BofA's View: US Signals Make Coordinated Intervention More Plausible
BofA noted in a report that the market had been more focused on whether Japan would intervene unilaterally, but this time, the signal from the New York Fed's forex desk (seen as a representative of the US Treasury) presents a new critical variable: if the yen weakens again, the possibility of coordinated intervention significantly increases.
BofA also gives a short-term "ceiling" assessment: such signals may make it harder for USD/JPY to climb back above 160 in the near term, especially with the Japanese elections happening around February 8, where market sensitivity to policy and exchange rate stability will be higher.
Possible Motives and Real Constraints: Deterrent or Real Action?
BofA speculates that the "exchange rate check" might serve multiple objectives simultaneously: for instance, preventing excessive dollar strength to maintain trade competitiveness, stabilizing the government bond market, and signaling support to Japan within a broader policy cooperation framework.
However, Reuters' analysis also warns that the threshold for real US-Japanese coordinated intervention is high: domestic US political and market impacts (such as a "sell US assets" sentiment, risk of higher US bond yields) would be constraints; Japan would also need broader international consensus for stronger actions.

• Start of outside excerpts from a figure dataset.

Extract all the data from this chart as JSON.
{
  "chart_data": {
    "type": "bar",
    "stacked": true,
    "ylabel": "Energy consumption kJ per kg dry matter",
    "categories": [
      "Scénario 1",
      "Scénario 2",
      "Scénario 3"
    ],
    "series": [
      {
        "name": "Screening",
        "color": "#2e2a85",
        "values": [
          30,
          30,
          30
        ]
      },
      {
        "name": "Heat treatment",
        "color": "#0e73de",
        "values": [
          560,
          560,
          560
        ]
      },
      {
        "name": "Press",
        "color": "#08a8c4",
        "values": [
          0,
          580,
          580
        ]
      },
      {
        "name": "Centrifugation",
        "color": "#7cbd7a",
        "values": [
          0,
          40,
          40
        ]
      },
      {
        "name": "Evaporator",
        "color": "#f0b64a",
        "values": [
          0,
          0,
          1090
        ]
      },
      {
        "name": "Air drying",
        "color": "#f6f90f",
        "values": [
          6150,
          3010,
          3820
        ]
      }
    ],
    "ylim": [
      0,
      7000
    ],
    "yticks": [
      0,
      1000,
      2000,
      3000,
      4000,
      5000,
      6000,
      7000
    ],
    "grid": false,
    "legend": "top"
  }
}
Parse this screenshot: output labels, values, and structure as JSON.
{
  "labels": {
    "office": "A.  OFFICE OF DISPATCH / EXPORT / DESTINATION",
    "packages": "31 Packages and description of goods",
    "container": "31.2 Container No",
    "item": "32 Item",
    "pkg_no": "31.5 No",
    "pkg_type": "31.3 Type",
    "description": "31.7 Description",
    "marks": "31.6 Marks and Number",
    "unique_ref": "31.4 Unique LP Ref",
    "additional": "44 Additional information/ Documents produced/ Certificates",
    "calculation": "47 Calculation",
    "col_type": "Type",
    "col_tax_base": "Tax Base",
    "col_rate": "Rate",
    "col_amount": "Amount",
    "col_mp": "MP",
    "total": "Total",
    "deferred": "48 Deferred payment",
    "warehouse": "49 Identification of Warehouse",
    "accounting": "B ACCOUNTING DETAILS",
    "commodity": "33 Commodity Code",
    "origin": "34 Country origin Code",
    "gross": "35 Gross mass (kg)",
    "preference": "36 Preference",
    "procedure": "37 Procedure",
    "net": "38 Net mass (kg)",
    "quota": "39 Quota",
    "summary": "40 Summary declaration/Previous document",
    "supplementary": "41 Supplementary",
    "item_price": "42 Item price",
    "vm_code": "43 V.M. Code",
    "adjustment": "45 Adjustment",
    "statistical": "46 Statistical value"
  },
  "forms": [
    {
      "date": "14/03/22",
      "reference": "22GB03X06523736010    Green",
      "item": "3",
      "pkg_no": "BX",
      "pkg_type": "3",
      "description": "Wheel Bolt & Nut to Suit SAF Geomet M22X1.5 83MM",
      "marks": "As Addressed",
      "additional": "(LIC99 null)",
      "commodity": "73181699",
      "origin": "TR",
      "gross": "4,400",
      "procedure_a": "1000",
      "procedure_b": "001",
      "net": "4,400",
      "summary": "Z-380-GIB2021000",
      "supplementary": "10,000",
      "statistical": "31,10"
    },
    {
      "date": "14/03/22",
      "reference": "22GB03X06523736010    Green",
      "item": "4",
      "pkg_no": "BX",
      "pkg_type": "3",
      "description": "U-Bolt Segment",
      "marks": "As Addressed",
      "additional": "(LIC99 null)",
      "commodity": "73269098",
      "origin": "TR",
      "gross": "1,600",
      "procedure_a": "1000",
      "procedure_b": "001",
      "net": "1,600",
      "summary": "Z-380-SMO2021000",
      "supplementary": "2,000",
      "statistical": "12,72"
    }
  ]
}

Future Focus: The 160 Threshold, Inflation, and Central Bank Path
BofA anticipates that the medium-term upward trend of USD/JPY may not end yet. If it weakens again, Japan may still take more decisive unilateral action in the spring; moreover, the interest rate path (with BofA assuming two rate hikes by the BOJ and two rate cuts by the Fed in 2026) and US inflation performance will influence the probability of "coordinated intervention" moving from expectation to reality.